2°) de rejeter la demande indemnitaire de M.B....
Il soutient que :
- en condamnant l'Etat à verser au requérant une indemnité représentative des congés annuels non pris au titre de l'année 2011, le tribunal administratif de Pau a nécessairement considéré que les droits aux congés acquis au titre de cette année pouvaient être reportés de manière illimitée en cas de maladie, faisant ainsi une interprétation erronée des dispositions de l'article 7 § 1 de la directive 2003/88/CE du Parlement européen et du Conseil du 4 novembre 2003 relative à certains aspects de l'aménagement du temps de travail, telles qu'interprétées par la Cour de justice de l'Union européenne (CJUE) dans le dernier état de sa jurisprudence ; s'il ne conteste pas le principe d'un report des congés annuels de M.B..., de même que le principe de leur indemnisation, dès lors que l'intéressé, désormais à la retraite, a rompu tout lien avec l'administration, la Cour de justice des communautés européennes, dans un arrêt KHS AG a rappelé que le droit au report n'était pas un droit illimité et a précisé que toute période de report doit dépasser substantiellement la durée de la période de référence pour laquelle elle est accordée ; elle a considéré qu'une période de report de quinze mois est conforme à la directive européenne du 4 novembre 2003 ; il convient d'écarter l'application de l'article 5 du décret du 26 octobre 1984, lequel ne prévoit une possibilité de report que d'un an, pour retenir la période de 15 mois, validée par la Cour de justice de l'Union européenne ; par suite le reliquat des droits à congés annuels au titre l'année 2011 de M. B...était définitivement perdu 15 mois après le 31 décembre 2011, date de la fin de la période de référence, soit le 1er avril 2013.
- en condamnant l'Etat à verser au requérant une indemnité représentative des congés annuels non pris, sans apporter la précision selon laquelle l'indemnisation devrait être calculée au prorata des droits acquis, sur la base de quatre semaines de congés payés annuels pour un temps plein, le tribunal administratif de Pau a commis une erreur de droit ; si le tribunal n'avait pas, ainsi qu'il l'indique, les éléments suffisants lui permettant de procéder lui-même au calcul de l'indemnisation due, renvoyant le requérant vers son administration, il a omis cependant de mentionner que l'indemnisation devrait être calculée sur la base de quatre semaines et non sur la base des cinq semaines de congés payés auxquelles peuvent prétendre les fonctionnaires à temps plein ; le droit de l'Union fixant la durée minimale des congés payés à 4 semaines, rien ne s'oppose à ce que les congés supplémentaires n'ouvrent pas droit à des indemnités financières.
Par ordonnance du 12 octobre 2015 la clôture d'instruction a été fixée au 15 décembre 2015 à 12 h.

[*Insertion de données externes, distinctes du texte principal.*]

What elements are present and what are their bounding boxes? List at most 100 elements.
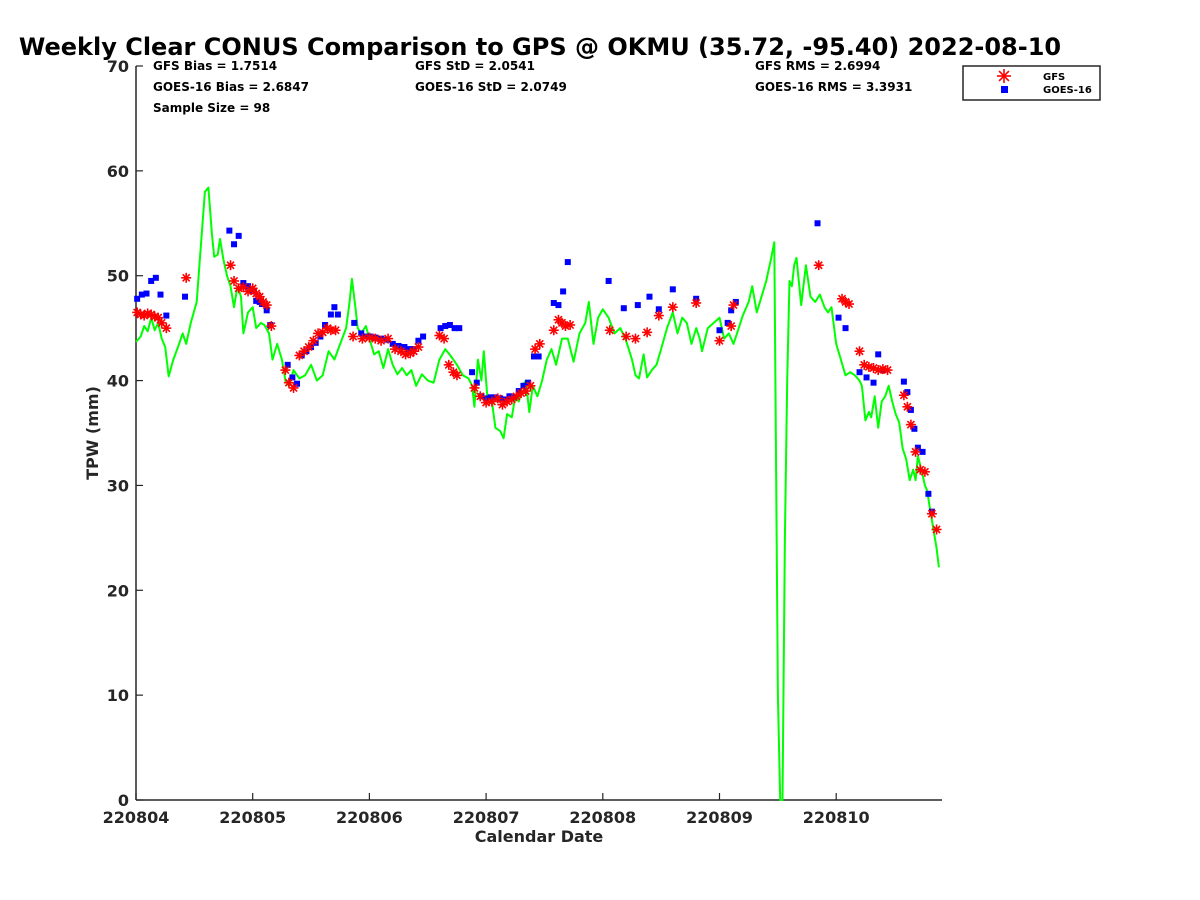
goes-point [900, 378, 907, 385]
goes-point [856, 369, 863, 376]
gfs-point [229, 275, 240, 286]
x-tick-label: 220809 [686, 808, 753, 827]
gfs-point [926, 508, 937, 519]
gfs-point [525, 380, 536, 391]
goes-point [406, 346, 413, 353]
goes-point [560, 288, 567, 295]
goes-point [327, 311, 334, 318]
gfs-point [902, 401, 913, 412]
goes-point [289, 374, 296, 381]
stat-goes-rms: GOES-16 RMS = 3.3931 [755, 80, 912, 94]
goes-point [814, 220, 821, 227]
gfs-point [288, 382, 299, 393]
legend-gfs-marker [997, 69, 1011, 83]
y-axis-label: TPW (mm) [83, 386, 102, 480]
gfs-point [910, 446, 921, 457]
gfs-point [728, 300, 739, 311]
gfs-point [653, 310, 664, 321]
goes-point [451, 325, 458, 332]
y-tick-label: 30 [107, 476, 129, 495]
gfs-point [383, 333, 394, 344]
gps-line [135, 186, 940, 801]
gfs-point [153, 312, 164, 323]
goes-point [655, 306, 662, 313]
goes-point [226, 227, 233, 234]
gfs-point [548, 325, 559, 336]
goes-point [331, 304, 338, 311]
y-tick-label: 40 [107, 372, 129, 391]
goes-point [550, 299, 557, 306]
stat-gfs-bias: GFS Bias = 1.7514 [153, 59, 277, 73]
goes-point [469, 369, 476, 376]
x-tick-label: 220804 [103, 808, 170, 827]
goes-point [669, 286, 676, 293]
legend-goes-label: GOES-16 [1043, 85, 1092, 96]
stat-sample-size: Sample Size = 98 [153, 101, 270, 115]
gfs-point [254, 291, 265, 302]
gfs-point [844, 299, 855, 310]
gfs-series [132, 260, 942, 535]
gfs-point [181, 272, 192, 283]
goes-point [870, 379, 877, 386]
gfs-point [726, 321, 737, 332]
goes-point [487, 394, 494, 401]
gfs-point [475, 391, 486, 402]
goes-point [401, 344, 408, 351]
gfs-point [534, 338, 545, 349]
stat-gfs-rms: GFS RMS = 2.6994 [755, 59, 880, 73]
gfs-point [854, 346, 865, 357]
plot-axes: 0 10 20 30 40 50 60 70 220804 220805 220806 220807 2… [103, 57, 942, 827]
goes-point [152, 274, 159, 281]
goes-point [148, 277, 155, 284]
gfs-point [492, 393, 503, 404]
goes-point [564, 259, 571, 266]
gfs-point [813, 260, 824, 271]
gfs-point [225, 260, 236, 271]
goes-point [605, 277, 612, 284]
gfs-point [261, 300, 272, 311]
goes-point [143, 290, 150, 297]
goes-point [835, 314, 842, 321]
legend-goes-marker [1001, 86, 1008, 93]
y-tick-label: 50 [107, 267, 129, 286]
gfs-point [439, 333, 450, 344]
gfs-point [905, 419, 916, 430]
gfs-point [714, 335, 725, 346]
gfs-point [630, 333, 641, 344]
goes-point [358, 330, 365, 337]
y-tick-label: 70 [107, 57, 129, 76]
chart-title: Weekly Clear CONUS Comparison to GPS @ O… [19, 33, 1061, 61]
goes-point [163, 312, 170, 319]
goes-point [231, 241, 238, 248]
goes-point [415, 337, 422, 344]
goes-point [235, 232, 242, 239]
goes-point [334, 311, 341, 318]
goes-point [442, 323, 449, 330]
goes-point [351, 319, 358, 326]
goes-point [911, 425, 918, 432]
gfs-point [280, 365, 291, 376]
goes-point [875, 351, 882, 358]
gfs-point [642, 327, 653, 338]
gfs-point [443, 359, 454, 370]
goes-point [925, 490, 932, 497]
goes-point [520, 382, 527, 389]
stat-gfs-std: GFS StD = 2.0541 [415, 59, 535, 73]
gfs-point [308, 335, 319, 346]
goes-point [420, 333, 427, 340]
goes-point [842, 325, 849, 332]
gfs-point [530, 344, 541, 355]
goes-point [134, 295, 141, 302]
stat-goes-std: GOES-16 StD = 2.0749 [415, 80, 567, 94]
goes-point [535, 353, 542, 360]
legend-gfs-asterisk [997, 69, 1011, 83]
legend-gfs-label: GFS [1043, 72, 1065, 83]
stat-goes-bias: GOES-16 Bias = 2.6847 [153, 80, 309, 94]
goes-point [492, 394, 499, 401]
gfs-point [330, 325, 341, 336]
goes-point [914, 444, 921, 451]
goes-point [646, 293, 653, 300]
goes-point [389, 340, 396, 347]
goes-point [620, 305, 627, 312]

Vu les autres pièces du dossier.
Vu :
- la directive 2003/88/CE du Parlement européen et du Conseil du 4 novembre 2003 concernant certains aspects de l'aménagement du temps de travail ;
- les arrêts C-350/06 et C-520/06 du 20 janvier 2009, C-214/10 du 22 novembre 2011 de la Cour de justice de l'Union européenne ;
- la loi n° 84-16 du 11 janvier 1984 ;
- le décret n° 84-972 du 26 octobre 1984 ;
- le code de justice administrative.
Les parties ont été régulièrement averties du jour de l'audience.
Ont été entendus au cours de l'audience publique :
- le rapport de Mme Cécile Cabanne, premier conseiller ;
- les conclusions de M. Nicolas Normand, rapporteur public.
Considérant ce qui suit :
1. A la suite d'un accident de vélo survenu hors service le 9 octobre 2011, M.B..., adjoint administratif principal de première classe, affecté à la direction départementale de la sécurité publique des Pyrénées-Atlantiques, a été placé en congé de maladie ordinaire jusqu'au 9 octobre 2012. Après avis du comité médical départemental et du comité médical supérieur, l'intéressé a été successivement placé en position de disponibilité entre le 10 octobre 2012 et le 31 décembre 2012, puis en disponibilité maladie à demi-traitement, dans l'attente qu'il soit définitivement statué sur sa situation, entre le 1er janvier 2013 et le 28 février 2014. Par décision du 30 janvier 2014 du préfet de la zone de défense Sud-Ouest, M. B... a été admis à faire valoir ses droits à la retraite pour invalidité à compter du 1er août 2013. Entre-temps, par des courriers successifs, M. B...a souhaité l'indemnisation de ses droits à congé annuel avant son admission à la retraite. En dernier lieu, par décision du 26 décembre 2013, le préfet de la zone de défense Sud-ouest a rejeté la demande au motif notamment qu'une telle indemnisation ne pouvait intervenir qu'en cas de départ à la retraite de l'intéressé et, s'agissant du reliquat 2011, qu'il était définitivement perdu. M. B... a notamment contesté ce refus devant le tribunal administratif de Pau qui, par l'article 1er du jugement attaqué du 16 octobre 2014, a condamné l'Etat à lui verser une indemnité représentative des congés annuels non pris au titre des années 2011 et 2012 et, par l'article 2 de ce jugement, l'a renvoyé devant le préfet de la zone de défense et de sécurité Sud-ouest aux fins qu'il soit procédé au calcul et à la liquidation de ces droits à indemnité. Le ministre de l'intérieur demande la réformation du jugement sur ces deux points.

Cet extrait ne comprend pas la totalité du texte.